4/6 – Soodhu Kavvum/Evil Engulfs(dir. Nalan Kumarasamy, 2013)
Presented by Swarnavel Pillai and B. Geetha
Soodhu Kavvum (Evil Engulfs) revolves around small-time con man/kidnapper Das and his equally dysfunctional friends, Pagalavan, Keseavan, and Sekhar, who dream of a more considerable ransom when serendipitously they meet Arumai Prakasam, the crazy son of a rare honest politician, who fakes his own abduction to suck the wealth of his father, money given by the party for the election. This leads to the minister hiring a psychotic cop who wants to decimate Das’s ensemble of friends. Nonetheless, the absurd people surrounding Das, like his brother and the ethereal girlfriend, and his friends see to it that they are more than a match for the bizarre challenges, and things are resolved.
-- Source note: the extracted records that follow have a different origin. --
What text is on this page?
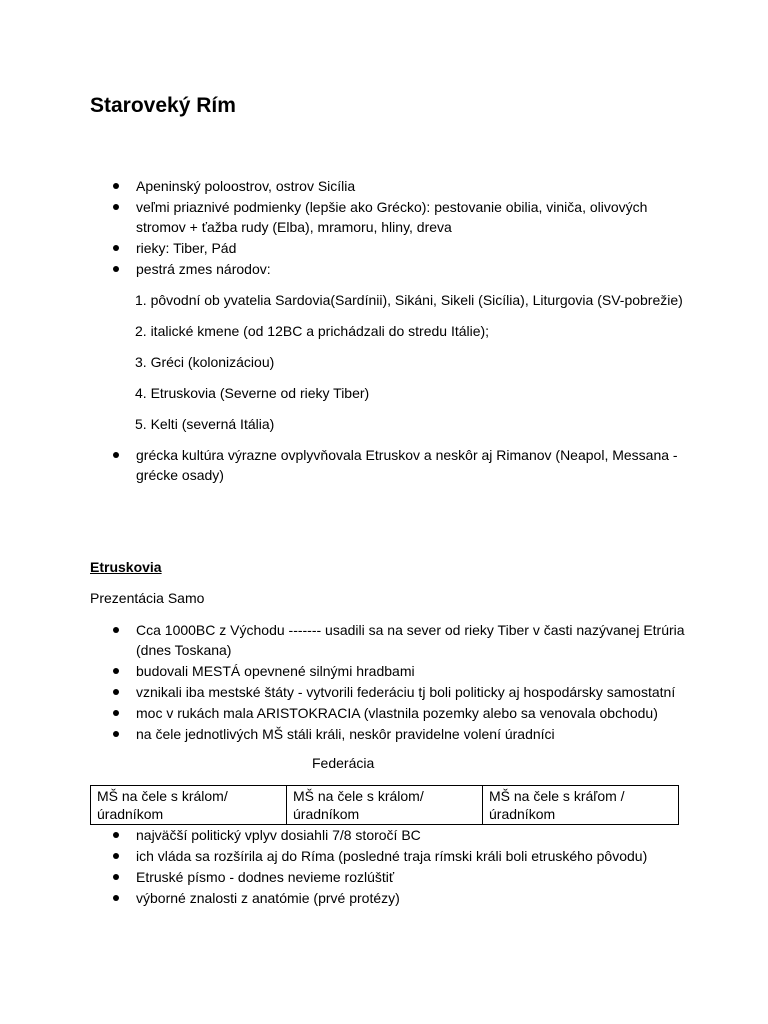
Staroveký Rím
Apeninský poloostrov, ostrov Sicília
veľmi priaznivé podmienky (lepšie ako Grécko): pestovanie obilia, viniča, olivových stromov + ťažba rudy (Elba), mramoru, hliny, dreva
rieky: Tiber, Pád
pestrá zmes národov:
1. pôvodní ob yvatelia Sardovia(Sardínii), Sikáni, Sikeli (Sicília), Liturgovia (SV-pobrežie)
2. italické kmene (od 12BC a prichádzali do stredu Itálie);
3. Gréci (kolonizáciou)
4. Etruskovia (Severne od rieky Tiber)
5. Kelti (severná Itália)
grécka kultúra výrazne ovplyvňovala Etruskov a neskôr aj Rimanov (Neapol, Messana - grécke osady)

Etruskovia

Prezentácia Samo

Cca 1000BC z Východu ------- usadili sa na sever od rieky Tiber v časti nazývanej Etrúria (dnes Toskana)
budovali MESTÁ opevnené silnými hradbami
vznikali iba mestské štáty - vytvorili federáciu tj boli politicky aj hospodársky samostatní
moc v rukách mala ARISTOKRACIA (vlastnila pozemky alebo sa venovala obchodu)
na čele jednotlivých MŠ stáli králi, neskôr pravidelne volení úradníci

Federácia

MŠ na čele s králom/úradníkom	MŠ na čele s králom/úradníkom	MŠ na čele s kráľom /úradníkom
najväčší politický vplyv dosiahli 7/8 storočí BC
ich vláda sa rozšírila aj do Ríma (posledné traja rímski králi boli etruského pôvodu)
Etruské písmo - dodnes nevieme rozlúštiť
výborné znalosti z anatómie (prvé protézy)
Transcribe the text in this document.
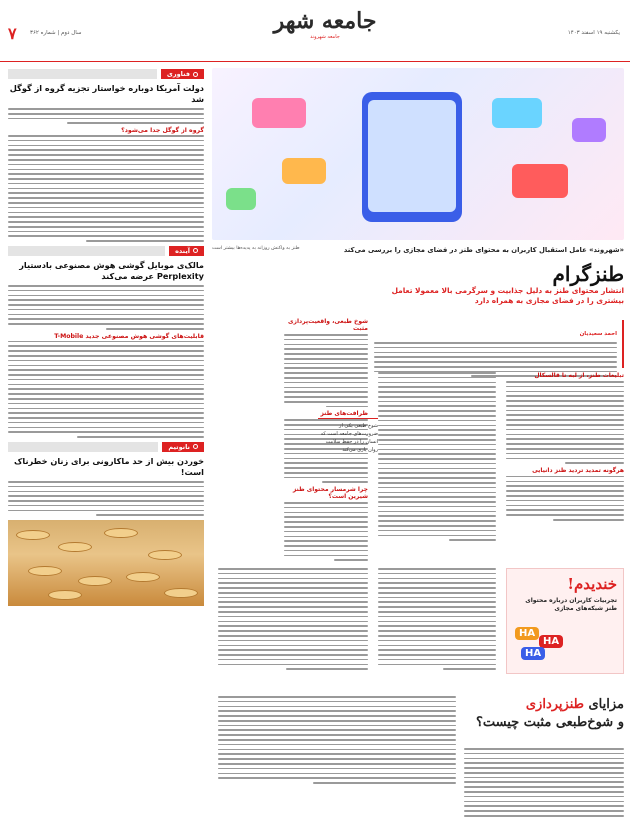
یکشنبه ۱۹ اسفند ۱۴۰۳
جامعه شهر
جامعه شهروند
سال دوم | شماره ۳۶۲
۷
فناوری
دولت آمریکا دوباره خواستار تجزیه گروه از گوگل شد
گروه از گوگل جدا می‌شود؟
آینده
مالک‌ی موبایل‌ گوشی هوش مصنوعی باد‌ستیار Perplexity عرضه می‌کند
قابلیت‌های گوشی هوش مصنوعی جدید T-Mobile
نانوتیم
خوردن بیش از حد ماکارونی برای زنان خطرناک است!
طنز به واکنش روزانه به پدیده‌ها بیشتر است	«شهروند» عامل استقبال کاربران به محتوای طنز در فضای مجازی را بررسی می‌کند
طنزگرام
انتشار محتوای طنز به دلیل جذابیت و سرگرمی بالا معمولا تعامل بیشتری را در فضای مجازی به همراه دارد
احمد سعیدیان
تبلیغات طنز، از لبه تا قالسکال
هرگونه تمدید تردید ظنز دانیایی
شوخ طبعی، واقعیت‌پردازی مثبت
ظرافت‌های طنز
چرا شرمسار محتوای ظنز شیرین است؟
شوخ طبعی یکی از ضرورت‌های جامعه است که انسان را در حفظ سلامت روان یاری می‌کند
خندیدم!
تجربیات کاربران درباره محتوای طنز شبکه‌های مجازی
HA
HA
HA
مزایای طنزپردازی
و شوخ‌طبعی مثبت چیست؟
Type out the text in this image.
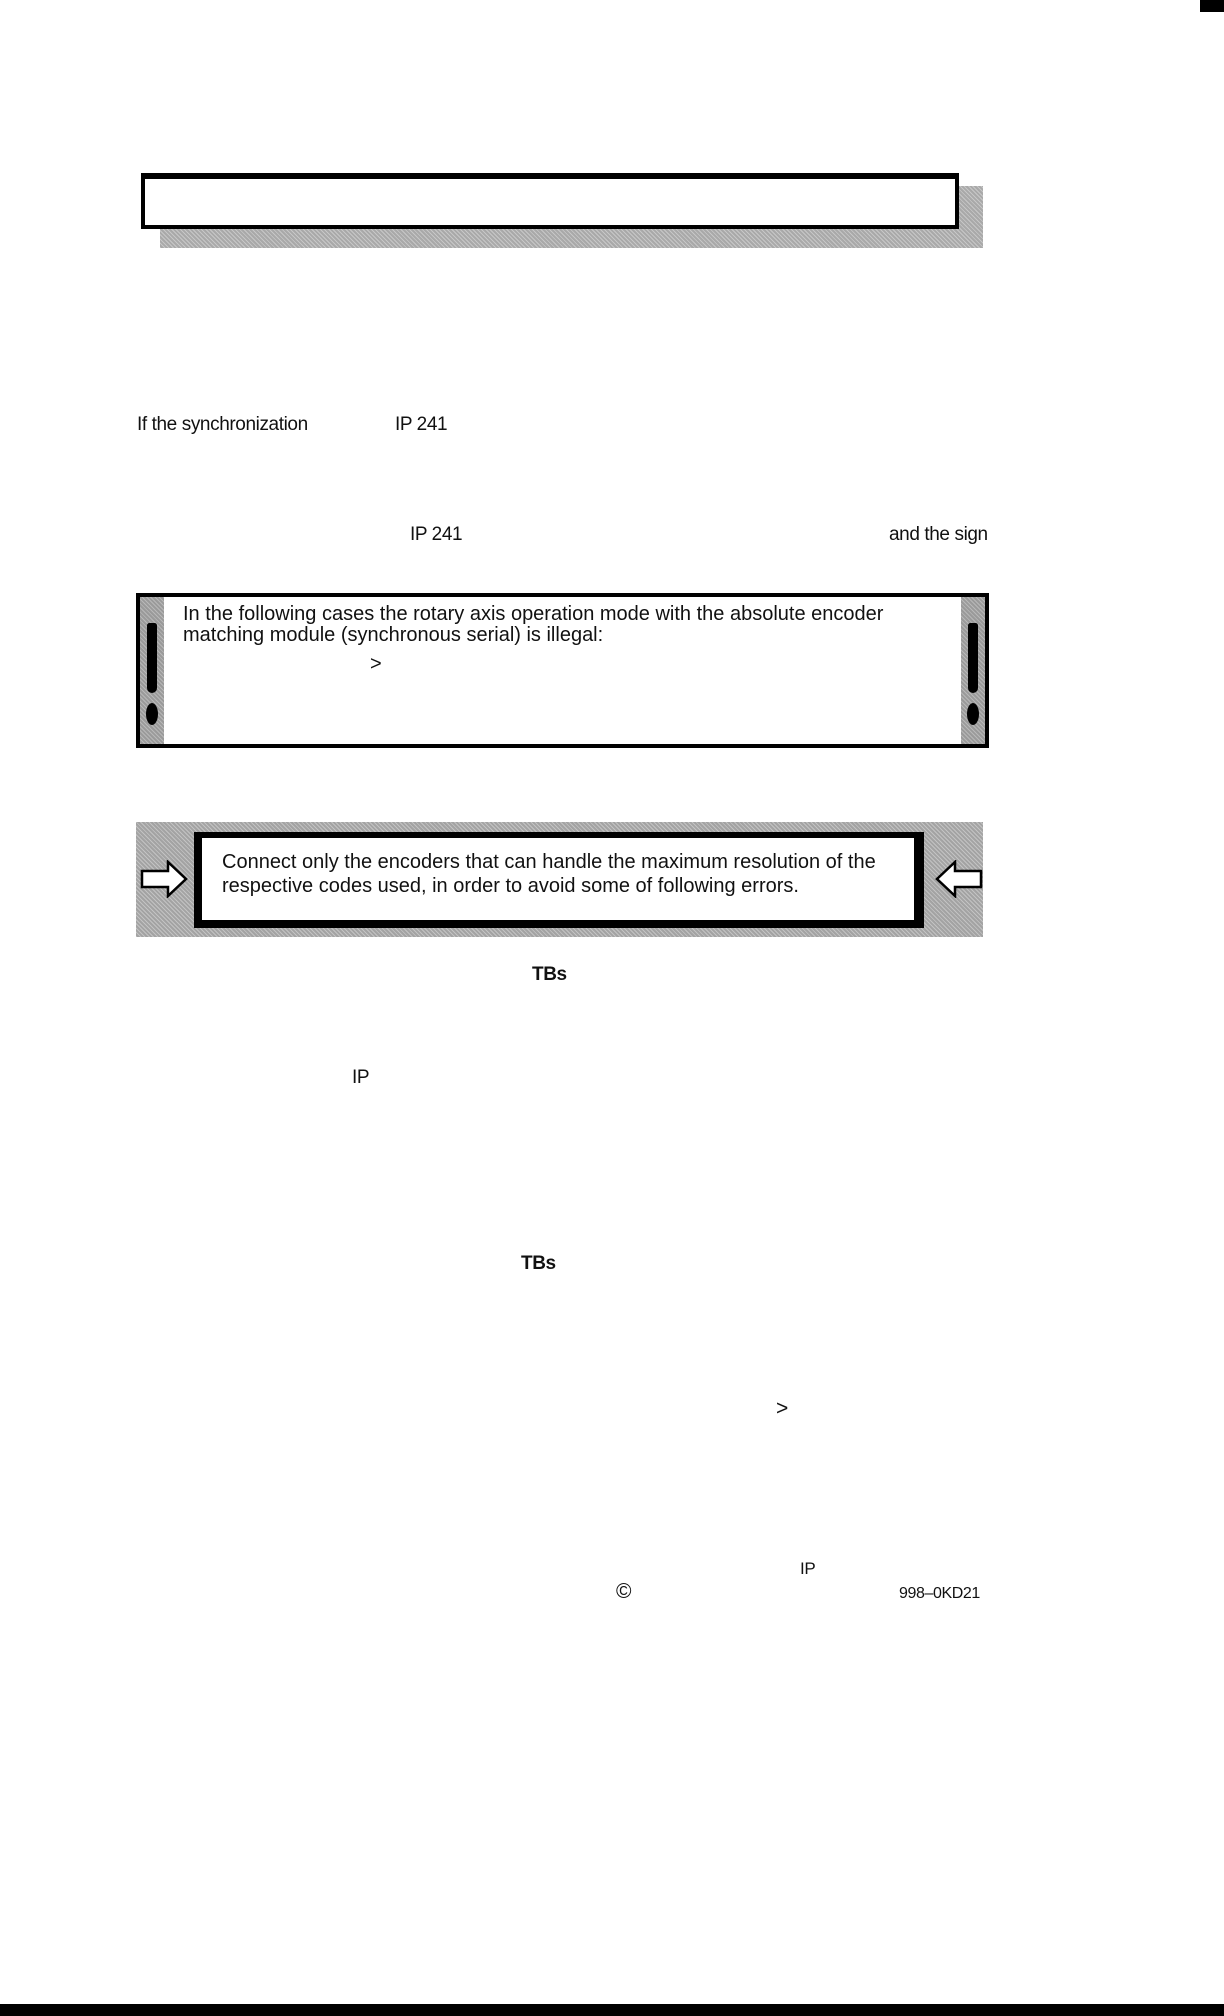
If the synchronization	IP 241
IP 241	and the sign
In the following cases the rotary axis operation mode with the absolute encoder
matching module (synchronous serial) is illegal:
>
Connect only the encoders that can handle the maximum resolution of the
respective codes used, in order to avoid some of following errors.
TBs
IP
TBs
>
IP
©	998–0KD21
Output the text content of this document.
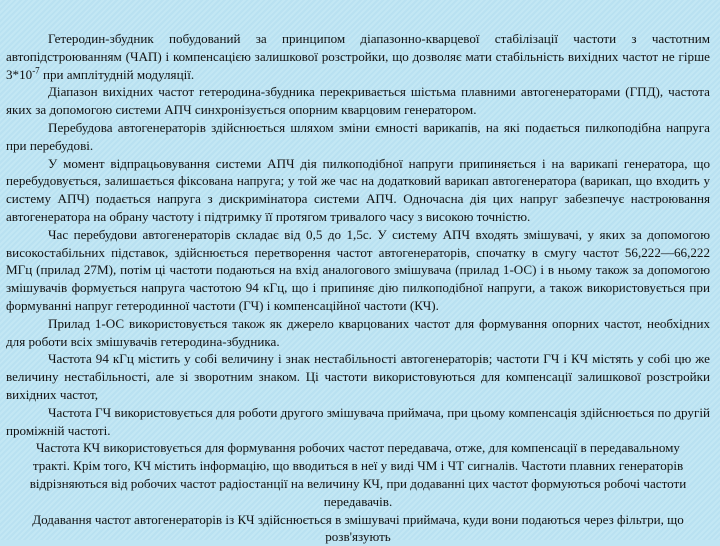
Гетеродин-збудник побудований за принципом діапазонно-кварцевої стабілізації частоти з частотним автопідстроюванням (ЧАП) і компенсацією залишкової розстройки, що дозволяє мати стабільність вихідних частот не гірше $3*10^{-7}$ при амплітудній модуляції.

Діапазон вихідних частот гетеродина-збудника перекривається шістьма плавними автогенераторами (ГПД), частота яких за допомогою системи АПЧ синхронізується опорним кварцовим генератором.

Перебудова автогенераторів здійснюється шляхом зміни ємності варикапів, на які подається пилкоподібна напруга при перебудові.

У момент відпрацьовування системи АПЧ дія пилкоподібної напруги припиняється і на варикапі генератора, що перебудовується, залишається фіксована напруга; у той же час на додатковий варикап автогенератора (варикап, що входить у систему АПЧ) подається напруга з дискримінатора системи АПЧ. Одночасна дія цих напруг забезпечує настроювання автогенератора на обрану частоту і підтримку її протягом тривалого часу з високою точністю.

Час перебудови автогенераторів складає від 0,5 до 1,5с. У систему АПЧ входять змішувачі, у яких за допомогою високостабільних підставок, здійснюється перетворення частот автогенераторів, спочатку в смугу частот 56,222—66,222 МГц (прилад 27М), потім ці частоти подаються на вхід аналогового змішувача (прилад 1-ОС) і в ньому також за допомогою змішувачів формується напруга частотою 94 кГц, що і припиняє дію пилкоподібної напруги, а також використовується при формуванні напруг гетеродинної частоти (ГЧ) і компенсаційної частоти (КЧ).

Прилад 1-ОС використовується також як джерело кварцованих частот для формування опорних частот, необхідних для роботи всіх змішувачів гетеродина-збудника.

Частота 94 кГц містить у собі величину і знак нестабільності автогенераторів; частоти ГЧ і КЧ містять у собі цю же величину нестабільності, але зі зворотним знаком. Ці частоти використовуються для компенсації залишкової розстройки вихідних частот,

Частота ГЧ використовується для роботи другого змішувача приймача, при цьому компенсація здійснюється по другій проміжній частоті.

Частота КЧ використовується для формування робочих частот передавача, отже, для компенсації в передавальному тракті. Крім того, КЧ містить інформацію, що вводиться в неї у виді ЧМ і ЧТ сигналів. Частоти плавних генераторів відрізняються від робочих частот радіостанції на величину КЧ, при додаванні цих частот формуються робочі частоти передавачів.

Додавання частот автогенераторів із КЧ здійснюється в змішувачі приймача, куди вони подаються через фільтри, що розв'язують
4/13– In the Earth (dir. Ben Wheatley, 2020)
Presented by Lily Woodruff
As the world searches for a cure to a devastating virus, a scientist and a park scout venture deep into the woods. As night falls, their journey becomes a terrifying voyage through the heart of darkness as the forest comes to life around them.

4/20 – Student Short Showcase
Presented by Pete Johnston
A celebration of the best and brightest of our student work.

4/27 – Everything Everywhere All at Once (dir. Dan Kwan and Daniel Scheinert, 2022)
Presented by David Schwartz
Hyperlink cinema meets the sci-fi multiverse, as many alternate realities meet in the person of one ordinary middle-aged Chinese immigrant.